Mrs. Kelly Groseclose.
Burke’s Garden, Va., Dec. 8.
Mary Elizabeth Kelly, widow of Henry B. Groseclose, deceased, was born at Pearisburg, Giles County, Va., on November 9, 1844, and died at residence of her son, John Kelly Groseclose, at Blacksburg, Va., November 30, 1921, age 77 and 21 days.
She was married to Henry B. Groseclose, on Sept. 26, 1866, at the home of her father, the late Judge John A. Kelly, during latter’s residence at brick house on Carnahan (or Snavely) place, a few miles east of Marion, Va., in Smythe County, Va. The most of her girlhood was spent at Tazewell, Va., where her father was (during the civil war) engaged in the banking business.
In the spring of the year 1874 Mrs. Groseclose, with her family, moved to the late family residence in Burke’s Garden, where she resided continuously until a few days before her death, when she was moved to Blacksburg in the hope that a change would be beneficial.
Mrs. Groseclose was educated, in what was known as Prof. Radle’s slhool [sic] for girls at Wytheville, Va., before the civil war, and was in her earlier years, accomplished in music.

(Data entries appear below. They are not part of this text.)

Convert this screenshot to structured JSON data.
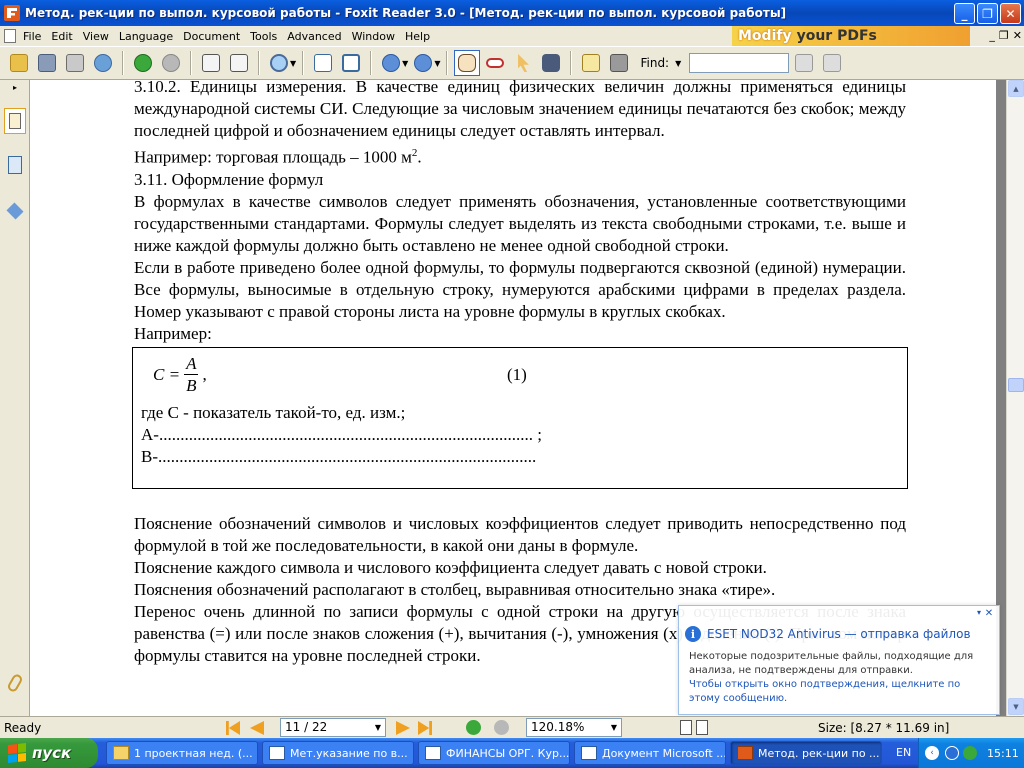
{
  "window": {
    "title": "Метод. рек-ции по выпол. курсовой работы - Foxit Reader 3.0 - [Метод. рек-ции по выпол. курсовой работы]",
    "minimize": "_",
    "maximize": "❐",
    "close": "✕"
  },
  "menu": {
    "items": [
      "File",
      "Edit",
      "View",
      "Language",
      "Document",
      "Tools",
      "Advanced",
      "Window",
      "Help"
    ],
    "promo_modify": "Modify",
    "promo_rest": "your PDFs",
    "ctrl": [
      "_",
      "❐",
      "✕"
    ]
  },
  "toolbar": {
    "find_label": "Find:",
    "find_value": ""
  },
  "document": {
    "paragraphs": [
      "3.10.2.  Единицы измерения. В качестве единиц физических величин должны применяться единицы международной системы СИ. Следующие за числовым значением единицы печатаются без скобок; между последней цифрой и обозначением единицы следует оставлять интервал.",
      "Например: торговая площадь – 1000 м",
      "3.11.    Оформление формул",
      "В формулах в качестве символов следует применять обозначения, установленные соответствующими государственными стандартами. Формулы следует выделять из текста свободными строками, т.е. выше и ниже каждой формулы должно быть оставлено не менее одной свободной строки.",
      "Если в работе приведено более одной формулы, то формулы подвергаются сквозной (единой) нумерации. Все формулы, выносимые в отдельную строку, нумеруются арабскими цифрами в пределах раздела. Номер указывают с правой стороны листа на уровне формулы в круглых скобках.",
      "Например:"
    ],
    "superscript": "2",
    "example_suffix": ".",
    "formula": {
      "lhs": "C =",
      "numerator": "A",
      "denominator": "B",
      "comma": ",",
      "number": "(1)",
      "line1": "где    С - показатель такой-то, ед. изм.;",
      "line2": "А-........................................................................................ ;",
      "line3": "В-........................................................................................."
    },
    "after": [
      "Пояснение обозначений символов и числовых коэффициентов следует приводить непосредственно под формулой в той же последовательности, в какой они даны в формуле.",
      "Пояснение каждого символа и числового коэффициента следует давать с новой строки.",
      "Пояснения обозначений располагают в столбец, выравнивая относительно знака «тире».",
      "Перенос очень длинной по записи формулы с одной строки на другую осуществляется после знака равенства (=) или после знаков сложения (+), вычитания (-), умножения (х) и деления (:). При этом номер формулы ставится на уровне последней строки."
    ]
  },
  "statusbar": {
    "ready": "Ready",
    "page": "11 / 22",
    "zoom": "120.18%",
    "size": "Size: [8.27 * 11.69 in]"
  },
  "balloon": {
    "title": "ESET NOD32 Antivirus — отправка файлов",
    "body": "Некоторые подозрительные файлы, подходящие для анализа, не подтверждены для отправки.",
    "link": "Чтобы открыть окно подтверждения, щелкните по этому сообщению.",
    "close": "✕",
    "options": "▾"
  },
  "taskbar": {
    "start": "пуск",
    "tasks": [
      "1 проектная нед. (...",
      "Мет.указание по в...",
      "ФИНАНСЫ ОРГ. Кур...",
      "Документ Microsoft ...",
      "Метод. рек-ции по ..."
    ],
    "lang": "EN",
    "clock": "15:11"
  },
  "colors": {
    "titlebar": "#0a5fe0",
    "taskbar": "#245edb",
    "start": "#36993c"
  }
}
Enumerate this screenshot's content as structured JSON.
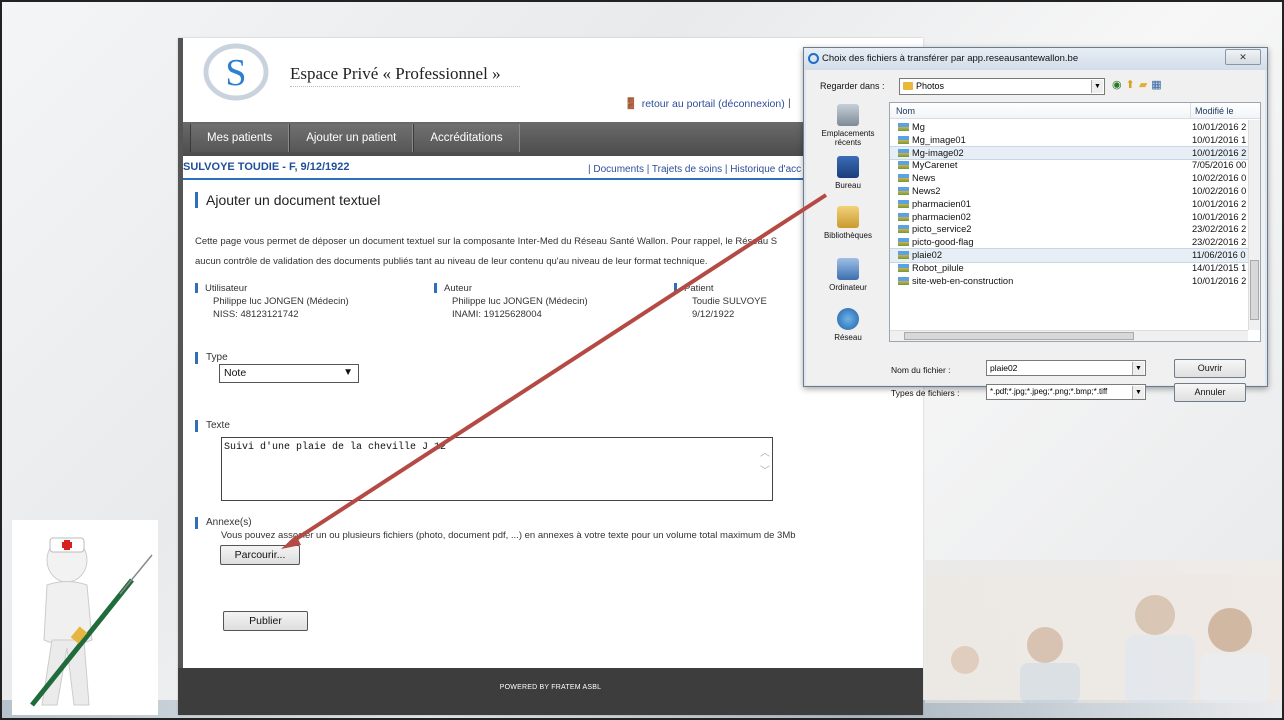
{
  "page": {
    "site_title": "Espace Privé « Professionnel »",
    "portal_link": "retour au portail (déconnexion)",
    "portal_sep": "|",
    "nav": [
      "Mes patients",
      "Ajouter un patient",
      "Accréditations"
    ],
    "patient_header": "SULVOYE TOUDIE - F, 9/12/1922",
    "patient_links": "| Documents | Trajets de soins | Historique d'acc",
    "heading": "Ajouter un document textuel",
    "intro_line1": "Cette page vous permet de déposer un document textuel sur la composante Inter-Med du Réseau Santé Wallon. Pour rappel, le Réseau S",
    "intro_line2": "aucun contrôle de validation des documents publiés tant au niveau de leur contenu qu'au niveau de leur format technique.",
    "user": {
      "label": "Utilisateur",
      "name": "Philippe luc JONGEN (Médecin)",
      "id": "NISS: 48123121742"
    },
    "author": {
      "label": "Auteur",
      "name": "Philippe luc JONGEN (Médecin)",
      "id": "INAMI: 19125628004"
    },
    "patient": {
      "label": "Patient",
      "name": "Toudie SULVOYE",
      "dob": "9/12/1922"
    },
    "type_label": "Type",
    "type_value": "Note",
    "texte_label": "Texte",
    "texte_value": "Suivi d'une plaie de la cheville J 12",
    "annexe_label": "Annexe(s)",
    "annexe_desc": "Vous pouvez associer un ou plusieurs fichiers (photo, document pdf, ...) en annexes à votre texte pour un volume total maximum de 3Mb",
    "browse_button": "Parcourir...",
    "publish_button": "Publier",
    "footer": "POWERED BY FRATEM ASBL"
  },
  "dialog": {
    "title": "Choix des fichiers à transférer par app.reseausantewallon.be",
    "close": "✕",
    "look_in_label": "Regarder dans :",
    "look_in_value": "Photos",
    "places": [
      "Emplacements récents",
      "Bureau",
      "Bibliothèques",
      "Ordinateur",
      "Réseau"
    ],
    "col_name": "Nom",
    "col_modified": "Modifié le",
    "files": [
      {
        "name": "Mg",
        "date": "10/01/2016 2"
      },
      {
        "name": "Mg_image01",
        "date": "10/01/2016 1"
      },
      {
        "name": "Mg-image02",
        "date": "10/01/2016 2"
      },
      {
        "name": "MyCarenet",
        "date": "7/05/2016 00"
      },
      {
        "name": "News",
        "date": "10/02/2016 0"
      },
      {
        "name": "News2",
        "date": "10/02/2016 0"
      },
      {
        "name": "pharmacien01",
        "date": "10/01/2016 2"
      },
      {
        "name": "pharmacien02",
        "date": "10/01/2016 2"
      },
      {
        "name": "picto_service2",
        "date": "23/02/2016 2"
      },
      {
        "name": "picto-good-flag",
        "date": "23/02/2016 2"
      },
      {
        "name": "plaie02",
        "date": "11/06/2016 0"
      },
      {
        "name": "Robot_pilule",
        "date": "14/01/2015 1"
      },
      {
        "name": "site-web-en-construction",
        "date": "10/01/2016 2"
      }
    ],
    "selected_files": [
      2,
      10
    ],
    "filename_label": "Nom du fichier :",
    "filename_value": "plaie02",
    "filetypes_label": "Types de fichiers :",
    "filetypes_value": "*.pdf;*.jpg;*.jpeg;*.png;*.bmp;*.tiff",
    "open_button": "Ouvrir",
    "cancel_button": "Annuler"
  },
  "colors": {
    "accent_blue": "#2d6fb8",
    "arrow_red": "#b54a45",
    "navbar": "#5a5a5a",
    "footer": "#3d3d3d"
  }
}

She was an apt conversationalist, and delighted in company and friends.
She is survived by three sons and one daughter, viz: J. K. Groseclose, of Blacksburg, Va., F. A. Groseclose, of Tome Creek, Va., Rev. J. H. Groseclose, D. D., of Wichita Falls, Texas, and Miss Fannie Groseclose, of Burke’s Garden, Va.; also by five sisters and two brothers, viz: Mrs. Jos. L. Groseclose, of Salem, Mrs. H. B. Hull, of Chilhowie, Mrs. Robert and Mrs. E. H. Copenhaver, of Seven Mile Ford, and Mrs. V. B. Gilmer, of Lebanon, Va., Judge Jos. L. Kelly, of Bristol, and Jno. P. Kelly of Marion, Va. Mrs. J. R. Meek, deceased, and Mrs. martha M. Snapp, deceased, both of Burk’s Garden, were also daughters of Mrs. Groseclose, and Mr. John P. Gose, her nephew.
Notwithstanding her isolated home n the country, by means of booksm periodicals and the daily press, Mrs. Groseclose kept in close touch with the doings of the outside world, until within a few days of her death.

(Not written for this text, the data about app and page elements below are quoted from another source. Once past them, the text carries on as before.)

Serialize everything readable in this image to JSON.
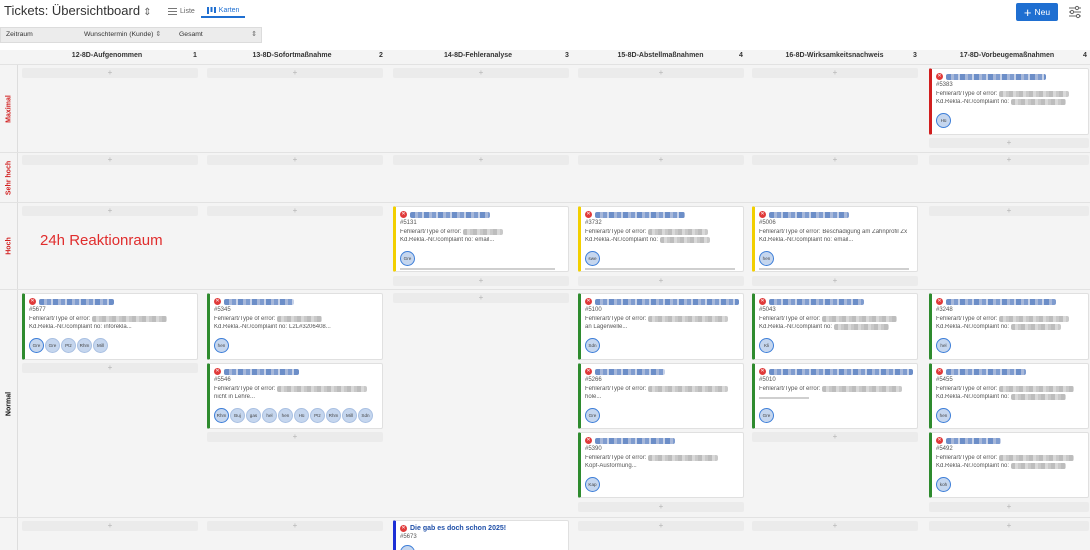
{
  "header": {
    "title": "Tickets: Übersichtboard",
    "views": [
      {
        "label": "Liste",
        "active": false
      },
      {
        "label": "Karten",
        "active": true
      }
    ],
    "new_label": "Neu",
    "accent_color": "#1f6fd1"
  },
  "filters": {
    "range": "Zeitraum",
    "sort": "Wunschtermin (Kunde)",
    "scope": "Gesamt"
  },
  "columns": [
    {
      "title": "12-8D-Aufgenommen",
      "count": "1"
    },
    {
      "title": "13-8D-Sofortmaßnahme",
      "count": "2"
    },
    {
      "title": "14-8D-Fehleranalyse",
      "count": "3"
    },
    {
      "title": "15-8D-Abstellmaßnahmen",
      "count": "4"
    },
    {
      "title": "16-8D-Wirksamkeitsnachweis",
      "count": "3"
    },
    {
      "title": "17-8D-Vorbeugemaßnahmen",
      "count": "4"
    }
  ],
  "priorities": [
    {
      "label": "Maximal",
      "color": "#d11e1e"
    },
    {
      "label": "Sehr hoch",
      "color": "#d11e1e"
    },
    {
      "label": "Hoch",
      "color": "#d11e1e"
    },
    {
      "label": "Normal",
      "color": "#111111"
    }
  ],
  "add_symbol": "+",
  "labels": {
    "error": "Fehlerart/Type of error:",
    "complaint": "Kd.Rekla.-Nr./complaint no:"
  },
  "annotation": "24h Reaktionraum",
  "cards": [
    {
      "id": "#5383",
      "error": "",
      "complaint": "",
      "avatars": [
        "Hü"
      ]
    },
    {
      "id": "#5131",
      "error": "",
      "complaint": "email...",
      "avatars": [
        "Gre"
      ]
    },
    {
      "id": "#3732",
      "error": "",
      "complaint": "",
      "avatars": [
        "swe"
      ]
    },
    {
      "id": "#5006",
      "error": "Beschädigung am Zahnprofil Zx",
      "complaint": "email...",
      "avatars": [
        "hen"
      ]
    },
    {
      "id": "#5677",
      "error": "",
      "complaint": "inforekla...",
      "avatars": [
        "Gre",
        "Gre",
        "Ptz",
        "Rhm",
        "Mill"
      ]
    },
    {
      "id": "#5345",
      "error": "",
      "complaint": "L2L#3206408...",
      "avatars": [
        "hen"
      ]
    },
    {
      "id": "#5100",
      "error": "",
      "extra": "an Lagerwelle...",
      "avatars": [
        "Sdn"
      ]
    },
    {
      "id": "#5043",
      "error": "",
      "complaint": "",
      "avatars": [
        "Kli"
      ]
    },
    {
      "id": "#3248",
      "error": "",
      "complaint": "",
      "avatars": [
        "hel"
      ]
    },
    {
      "id": "#5546",
      "error": "",
      "extra": "nicht in Lehre...",
      "avatars": [
        "Rhm",
        "Buj",
        "gas",
        "hel",
        "hen",
        "Hü",
        "Ptz",
        "Rhm",
        "Mill",
        "Sdn"
      ]
    },
    {
      "id": "#5266",
      "error": "",
      "extra": "hole...",
      "avatars": [
        "Gre"
      ]
    },
    {
      "id": "#5010",
      "error": "",
      "extra": "",
      "avatars": [
        "Gre"
      ]
    },
    {
      "id": "#5455",
      "error": "",
      "complaint": "",
      "avatars": [
        "hen"
      ]
    },
    {
      "id": "#5390",
      "error": "",
      "extra": "Kopf-Ausformung...",
      "avatars": [
        "Kap"
      ]
    },
    {
      "id": "#5492",
      "error": "",
      "complaint": "",
      "avatars": [
        "koh"
      ]
    },
    {
      "id": "#5673",
      "title": "Die gab es doch schon 2025!"
    }
  ]
}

Her husband, the late H. B. Groseclose, was a retail merchant in Burke’s Garden, for about 35 years; and, for many years, his shipping point, and nearest railway station, was 35 miles south, at Wytheville. This was only changed when the N. & W. Railway Company extended its lines, first to Graham, and thence to Tazewell.

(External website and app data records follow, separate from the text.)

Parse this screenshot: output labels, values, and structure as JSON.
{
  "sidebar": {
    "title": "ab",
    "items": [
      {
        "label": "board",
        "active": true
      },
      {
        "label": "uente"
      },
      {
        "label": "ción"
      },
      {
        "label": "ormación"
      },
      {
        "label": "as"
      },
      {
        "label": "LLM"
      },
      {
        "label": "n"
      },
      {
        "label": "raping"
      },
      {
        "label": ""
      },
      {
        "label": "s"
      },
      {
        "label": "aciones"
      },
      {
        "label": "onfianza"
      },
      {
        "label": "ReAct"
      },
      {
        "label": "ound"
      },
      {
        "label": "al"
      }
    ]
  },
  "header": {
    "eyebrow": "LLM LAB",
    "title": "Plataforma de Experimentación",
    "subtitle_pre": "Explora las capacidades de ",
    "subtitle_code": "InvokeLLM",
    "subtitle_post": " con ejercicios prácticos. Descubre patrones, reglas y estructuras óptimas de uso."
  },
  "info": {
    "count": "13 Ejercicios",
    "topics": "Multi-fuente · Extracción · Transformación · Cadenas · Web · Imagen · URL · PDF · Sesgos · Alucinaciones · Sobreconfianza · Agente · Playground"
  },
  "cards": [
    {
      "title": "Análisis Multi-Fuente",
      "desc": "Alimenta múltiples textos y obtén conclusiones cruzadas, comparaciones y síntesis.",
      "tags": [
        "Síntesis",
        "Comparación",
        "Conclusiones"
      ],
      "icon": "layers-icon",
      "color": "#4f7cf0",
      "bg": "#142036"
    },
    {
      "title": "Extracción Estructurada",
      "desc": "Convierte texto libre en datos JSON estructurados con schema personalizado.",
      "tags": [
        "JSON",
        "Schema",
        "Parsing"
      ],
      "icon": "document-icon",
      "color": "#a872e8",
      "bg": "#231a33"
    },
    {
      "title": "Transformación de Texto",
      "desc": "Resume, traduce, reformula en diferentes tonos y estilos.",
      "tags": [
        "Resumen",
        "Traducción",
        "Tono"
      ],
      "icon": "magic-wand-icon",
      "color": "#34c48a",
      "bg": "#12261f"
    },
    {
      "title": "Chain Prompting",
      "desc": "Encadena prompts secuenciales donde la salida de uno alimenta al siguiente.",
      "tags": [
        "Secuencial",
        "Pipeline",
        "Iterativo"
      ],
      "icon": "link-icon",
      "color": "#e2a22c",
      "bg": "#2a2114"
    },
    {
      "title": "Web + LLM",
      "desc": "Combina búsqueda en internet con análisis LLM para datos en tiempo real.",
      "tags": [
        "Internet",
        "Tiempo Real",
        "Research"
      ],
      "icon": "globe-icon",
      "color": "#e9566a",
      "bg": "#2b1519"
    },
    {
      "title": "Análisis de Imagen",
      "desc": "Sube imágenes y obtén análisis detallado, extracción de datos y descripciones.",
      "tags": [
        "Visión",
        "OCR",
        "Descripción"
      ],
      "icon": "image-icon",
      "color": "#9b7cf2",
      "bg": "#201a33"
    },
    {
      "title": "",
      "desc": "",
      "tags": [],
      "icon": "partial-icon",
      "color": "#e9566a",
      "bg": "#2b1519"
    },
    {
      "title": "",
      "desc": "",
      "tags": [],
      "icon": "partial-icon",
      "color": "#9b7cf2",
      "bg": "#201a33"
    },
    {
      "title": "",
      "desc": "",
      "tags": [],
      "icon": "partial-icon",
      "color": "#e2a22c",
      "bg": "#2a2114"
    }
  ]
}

During all these years, the latch string at the Groseclose home in Burke’s Garden “hung out,” and no weary traveler was ever turned away. It was a favorite stopping place for traveling men, many of whom are now no longer on the road, and some of whom will, no doubt, be grieved to learn that Mrs. Groseclose is no longer “dispensing hospitality at the old stand. She was gone to a long deserved, and well earned, reward, where she has already heard the welcome words, “Inasmuch as ye have done it unto one of the least of these, my bretheren, ye have done it unto Me.”